スマホとの連携でより安全に
フォードはこのほど、サイクリスト向けのスマートジャケットを開発した。発案したのはフォードの自転車愛好家。スマートフォンと連携して、自分の走りたい道を簡単に見つけ、他の道路利用者に自分の存在と方向をより明確に表示し、より安全に走行できるウエアはないものか、という発想から生まれたものだ。
このアイデアを耳にしたフォードのスマートモビリティチームでプロジェクトリーダーを務めるトム・トンプソンは早速、開発に向けて着手した。彼はこのように語っている。
「フォードでは人や物が都市をより安全かつ自由に移動できるように支援したいと考えています。このスマートジャケットのコンセプトは、スマートフォンのテクノロジーを駆使して、自転車やクルマ、歩行者といった都市のモビリティを構成するものが、いかに上手く共存できるかという理想を実現できる、将来に向けたアイデアのひとつです」
発表されたスマートジャケットには左腕の部分にスマートフォンが装着できるようになっている。ワイヤレス接続によって、左右の袖部分などに装着されるインジケーターや付属のイヤホンを連動。さらに左右の袖にはバイブレーション機能が搭載されている。
自転車ドライバーはスマートフォンのナビゲーションで行き先を指定すれば、走行中にスマーフォンの画面を確認しなくても、音声ガイドや左右袖のバイブレーションによってインプットしたルートを確認できる。自転車が右左折する際は左右袖のインジケーターが、またブレーキ作動時はジャケット後部など装着されたランプが点灯し、周囲の道路利用者に知らせることができるようになっている。
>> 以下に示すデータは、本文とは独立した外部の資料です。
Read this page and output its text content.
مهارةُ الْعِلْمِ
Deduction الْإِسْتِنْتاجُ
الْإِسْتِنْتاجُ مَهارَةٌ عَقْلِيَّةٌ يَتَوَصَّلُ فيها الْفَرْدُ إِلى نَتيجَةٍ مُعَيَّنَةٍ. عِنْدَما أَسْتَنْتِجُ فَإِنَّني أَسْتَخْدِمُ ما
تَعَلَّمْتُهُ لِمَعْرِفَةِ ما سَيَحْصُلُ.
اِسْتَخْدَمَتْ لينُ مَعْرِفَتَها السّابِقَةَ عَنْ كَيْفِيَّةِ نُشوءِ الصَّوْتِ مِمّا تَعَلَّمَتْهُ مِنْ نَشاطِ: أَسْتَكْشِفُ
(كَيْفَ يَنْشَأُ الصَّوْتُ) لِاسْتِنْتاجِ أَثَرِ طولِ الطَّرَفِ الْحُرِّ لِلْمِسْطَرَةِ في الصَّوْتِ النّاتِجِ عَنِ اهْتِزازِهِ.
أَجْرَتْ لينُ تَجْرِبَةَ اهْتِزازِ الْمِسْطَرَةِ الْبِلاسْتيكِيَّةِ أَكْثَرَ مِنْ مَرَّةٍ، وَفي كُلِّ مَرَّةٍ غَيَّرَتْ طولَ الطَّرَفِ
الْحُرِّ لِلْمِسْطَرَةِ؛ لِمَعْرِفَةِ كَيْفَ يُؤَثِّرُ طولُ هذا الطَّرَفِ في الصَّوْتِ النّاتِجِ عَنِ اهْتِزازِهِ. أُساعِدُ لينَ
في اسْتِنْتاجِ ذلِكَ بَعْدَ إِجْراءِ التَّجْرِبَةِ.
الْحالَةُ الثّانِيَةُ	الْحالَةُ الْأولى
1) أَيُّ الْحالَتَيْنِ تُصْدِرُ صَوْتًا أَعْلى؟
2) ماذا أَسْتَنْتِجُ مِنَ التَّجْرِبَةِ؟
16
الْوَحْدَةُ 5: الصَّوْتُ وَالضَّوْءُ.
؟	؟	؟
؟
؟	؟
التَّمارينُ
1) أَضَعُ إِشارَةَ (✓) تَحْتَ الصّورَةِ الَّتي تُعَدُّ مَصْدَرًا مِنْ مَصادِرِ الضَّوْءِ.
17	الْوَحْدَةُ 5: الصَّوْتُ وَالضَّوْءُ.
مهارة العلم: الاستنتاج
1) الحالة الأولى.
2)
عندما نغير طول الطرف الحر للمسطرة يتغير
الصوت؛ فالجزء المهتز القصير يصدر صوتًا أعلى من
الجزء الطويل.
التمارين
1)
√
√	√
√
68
今回発表したスマートジャケットは、あくまでもプロトタイプ。すでにトムのチームは毎日の通勤でその実用性を確認しているが、課題もある。それは混雑した環境での実用性と製造コスト。この課題をクリアするべく、さらなる開発が進められているという。
現在フォードはこのスマートジャケットの特許を出願中。場合によっては、将来、別の企業とライセンス契約を結び、市販化に向け開発・製造する道も模索することもあるとフォードは考えているという。